ミシュランが選ぶ108軒のホテル&旅館「ミシュランキー」日本版!3つ星、2つ星は?ディレクターに聞く評価法
唯一無二な旅の伴走者、宿泊施設のキュレーターを目指す
ミシュランが新たにホテルセレクションを設けるにあたって、最も大切にしたのは「旅の利便性ではなく、どんな体験ができるかを重視したキュレーションを行うこと」。例えば、筆者も旅が大好きで、行く予定がなくても旅行記事を眺めたりホテルや航空会社のサイトで宿泊料金や航空運賃を調べたりすることがよくあります。かつての机上旅行はいまではスマホを指先でたぐる想像の旅になりましたが、楽しいのは変わりません。そんな時、ホテルサイトにアクセスして得られる情報といえば、部屋の広さやアメニティー、館内のファシリティー、そしてなんといっても金額です。もちろんそれらはとても大切な情報です。しかし、「あと1室!」「期間限定!」という性急なキャッチフレーズや情報がなんと多いことか。 ビジネスで赴くのであればそれもアリかもしれませんが、癒しを求めたり好奇心を満たしたりするための旅を考えている時なら、もっと知りたい情報があるはずです。素晴らしい建築を誇るとか館内の至るところでアートが鑑賞できるとか、「そこでしか体験できないことは何か」が「ミシュランキー」では丁寧に記されており、レストラン版と同様に最上級より3ミシュランキー、2ミシュランキー、1ミシュランキーという位置付けがされています。 <写真>おなじみの「星」に、客室、ひいては未来への扉を開く「鍵」を添えてモチーフにしたのが「ミシュランキー」のロゴマーク。今後、このロゴが記された盾が日本のホテルや宿のロビーに飾られることになるのは必至。

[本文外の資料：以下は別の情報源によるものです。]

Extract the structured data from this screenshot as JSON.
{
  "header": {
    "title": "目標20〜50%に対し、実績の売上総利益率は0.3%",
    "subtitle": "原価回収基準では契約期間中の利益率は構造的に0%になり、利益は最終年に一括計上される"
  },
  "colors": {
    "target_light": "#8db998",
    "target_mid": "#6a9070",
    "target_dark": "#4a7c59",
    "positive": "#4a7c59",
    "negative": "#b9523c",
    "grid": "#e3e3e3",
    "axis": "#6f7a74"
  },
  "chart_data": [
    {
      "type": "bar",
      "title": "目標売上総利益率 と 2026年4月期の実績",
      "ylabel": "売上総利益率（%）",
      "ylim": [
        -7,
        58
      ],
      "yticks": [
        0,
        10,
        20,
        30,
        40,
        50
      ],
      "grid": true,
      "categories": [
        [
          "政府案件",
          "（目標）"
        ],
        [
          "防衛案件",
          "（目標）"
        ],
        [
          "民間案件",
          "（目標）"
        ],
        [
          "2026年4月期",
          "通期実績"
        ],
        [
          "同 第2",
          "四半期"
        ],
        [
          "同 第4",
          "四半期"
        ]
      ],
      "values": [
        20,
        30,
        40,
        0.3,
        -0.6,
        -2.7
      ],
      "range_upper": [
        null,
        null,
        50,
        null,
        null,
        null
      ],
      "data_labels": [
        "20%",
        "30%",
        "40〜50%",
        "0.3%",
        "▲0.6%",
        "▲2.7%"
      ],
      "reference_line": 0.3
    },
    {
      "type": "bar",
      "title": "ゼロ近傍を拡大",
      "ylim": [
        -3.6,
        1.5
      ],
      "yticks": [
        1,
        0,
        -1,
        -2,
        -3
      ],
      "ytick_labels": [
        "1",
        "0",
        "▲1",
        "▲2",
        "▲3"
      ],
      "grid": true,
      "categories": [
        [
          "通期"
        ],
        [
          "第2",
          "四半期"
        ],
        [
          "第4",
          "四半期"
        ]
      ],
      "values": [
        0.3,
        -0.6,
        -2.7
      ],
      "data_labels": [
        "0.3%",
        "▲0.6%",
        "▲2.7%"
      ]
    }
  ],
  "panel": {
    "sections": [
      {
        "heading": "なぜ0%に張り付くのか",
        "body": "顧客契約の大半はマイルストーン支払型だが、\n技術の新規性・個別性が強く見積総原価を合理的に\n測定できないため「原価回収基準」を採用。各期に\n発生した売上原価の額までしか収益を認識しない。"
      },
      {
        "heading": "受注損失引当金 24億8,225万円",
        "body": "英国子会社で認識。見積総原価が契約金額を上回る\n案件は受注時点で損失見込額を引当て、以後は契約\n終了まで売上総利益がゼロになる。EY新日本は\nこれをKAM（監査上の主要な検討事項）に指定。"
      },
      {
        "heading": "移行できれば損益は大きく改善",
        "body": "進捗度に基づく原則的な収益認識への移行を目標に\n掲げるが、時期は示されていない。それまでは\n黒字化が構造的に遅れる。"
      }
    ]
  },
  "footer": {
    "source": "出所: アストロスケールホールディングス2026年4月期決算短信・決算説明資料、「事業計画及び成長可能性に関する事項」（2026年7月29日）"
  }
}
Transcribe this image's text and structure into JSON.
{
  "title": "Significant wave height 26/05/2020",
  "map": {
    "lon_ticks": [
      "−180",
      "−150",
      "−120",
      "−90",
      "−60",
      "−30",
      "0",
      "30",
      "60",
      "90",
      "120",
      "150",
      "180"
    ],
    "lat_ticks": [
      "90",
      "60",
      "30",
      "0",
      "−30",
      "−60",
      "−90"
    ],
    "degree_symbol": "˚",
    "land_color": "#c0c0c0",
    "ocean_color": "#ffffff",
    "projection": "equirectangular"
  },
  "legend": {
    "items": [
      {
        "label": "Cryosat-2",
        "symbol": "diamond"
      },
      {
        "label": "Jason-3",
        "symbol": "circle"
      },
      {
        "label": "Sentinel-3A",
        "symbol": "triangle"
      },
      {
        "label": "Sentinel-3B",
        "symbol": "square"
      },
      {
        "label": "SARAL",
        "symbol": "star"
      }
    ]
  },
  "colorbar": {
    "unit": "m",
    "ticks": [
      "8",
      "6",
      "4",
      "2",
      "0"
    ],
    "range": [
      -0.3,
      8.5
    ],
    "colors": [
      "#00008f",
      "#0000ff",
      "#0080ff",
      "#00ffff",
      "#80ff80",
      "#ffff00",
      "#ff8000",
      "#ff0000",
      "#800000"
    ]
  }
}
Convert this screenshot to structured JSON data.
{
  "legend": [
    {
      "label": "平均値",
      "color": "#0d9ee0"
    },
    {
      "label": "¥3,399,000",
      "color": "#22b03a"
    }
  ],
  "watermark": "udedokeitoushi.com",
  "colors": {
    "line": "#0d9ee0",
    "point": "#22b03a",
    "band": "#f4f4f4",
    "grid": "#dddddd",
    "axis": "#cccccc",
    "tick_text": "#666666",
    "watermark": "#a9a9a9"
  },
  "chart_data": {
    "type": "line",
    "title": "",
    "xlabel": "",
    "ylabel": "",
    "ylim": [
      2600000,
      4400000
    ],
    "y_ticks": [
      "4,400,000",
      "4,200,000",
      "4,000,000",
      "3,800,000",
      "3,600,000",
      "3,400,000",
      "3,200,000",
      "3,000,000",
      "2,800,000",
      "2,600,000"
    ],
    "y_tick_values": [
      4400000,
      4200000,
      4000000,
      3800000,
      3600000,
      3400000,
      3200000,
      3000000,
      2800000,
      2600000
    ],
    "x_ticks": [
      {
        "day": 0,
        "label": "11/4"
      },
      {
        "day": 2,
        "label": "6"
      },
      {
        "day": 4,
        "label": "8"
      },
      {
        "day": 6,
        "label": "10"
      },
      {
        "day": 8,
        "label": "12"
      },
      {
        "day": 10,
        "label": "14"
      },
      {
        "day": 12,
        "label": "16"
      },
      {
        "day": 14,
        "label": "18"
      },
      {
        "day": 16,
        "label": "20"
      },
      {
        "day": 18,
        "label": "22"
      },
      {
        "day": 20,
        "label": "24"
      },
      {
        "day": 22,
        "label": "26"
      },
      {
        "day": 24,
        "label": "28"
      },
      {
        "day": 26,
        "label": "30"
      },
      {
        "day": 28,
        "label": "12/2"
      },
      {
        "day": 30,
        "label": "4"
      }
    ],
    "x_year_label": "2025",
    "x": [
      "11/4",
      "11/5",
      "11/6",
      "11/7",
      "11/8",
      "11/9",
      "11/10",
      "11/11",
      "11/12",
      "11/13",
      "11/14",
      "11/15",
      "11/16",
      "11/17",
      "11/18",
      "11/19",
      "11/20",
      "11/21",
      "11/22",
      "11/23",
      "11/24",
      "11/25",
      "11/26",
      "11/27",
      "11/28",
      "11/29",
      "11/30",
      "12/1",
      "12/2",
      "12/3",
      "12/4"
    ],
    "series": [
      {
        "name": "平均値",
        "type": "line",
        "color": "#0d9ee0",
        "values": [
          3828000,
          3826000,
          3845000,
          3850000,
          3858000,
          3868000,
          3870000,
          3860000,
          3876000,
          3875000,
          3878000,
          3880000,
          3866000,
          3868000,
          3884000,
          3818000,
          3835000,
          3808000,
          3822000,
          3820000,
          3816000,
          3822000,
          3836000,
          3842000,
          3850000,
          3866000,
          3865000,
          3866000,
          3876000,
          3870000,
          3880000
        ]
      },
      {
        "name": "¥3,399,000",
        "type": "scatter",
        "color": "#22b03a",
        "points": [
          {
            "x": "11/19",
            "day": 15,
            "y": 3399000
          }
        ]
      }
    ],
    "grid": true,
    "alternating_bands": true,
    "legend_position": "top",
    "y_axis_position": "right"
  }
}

専任のトラベルガイドが語りかけるような優しさ、頼もしさ
今回3ミシュランキーを獲得した「ホテル ザ ミツイ キョウト」を例にとって見てみると、評価欄の冒頭には「ビューポイント」として下記のようなコメントがありました。 「ユネスコ世界遺産に登録された二条城の真向かいに建つ300年以上の歴史ある門をくぐると、素晴らしいラグジュアリーコレクションホテルがゲストを迎えます。京都市中心部にある敷地から湧き出す温泉を備えた唯一のラグジュアリーホテルは、香港に拠点を置くアンドレ・フー率いる日本のアーティストと建築家のチームによるデザイン。視覚だけでなく五感すべてを楽しませ、それだけでも京都を訪れる理由には十分です」(一部抜粋) その上で、他のホテルガイドにあるような必要情報はしっかり明記されていて、サイトから直接予約までワンストップで行えるのも今回ミシュラン社がこだわった点だといいます。 <写真>2020年に開業した「ホテル ザ ミツイ キョウト」は、この街ではまだ新顔。ミシュランキーの審査員が訪れたことに、スタッフは誰も気がつかなかったという話です。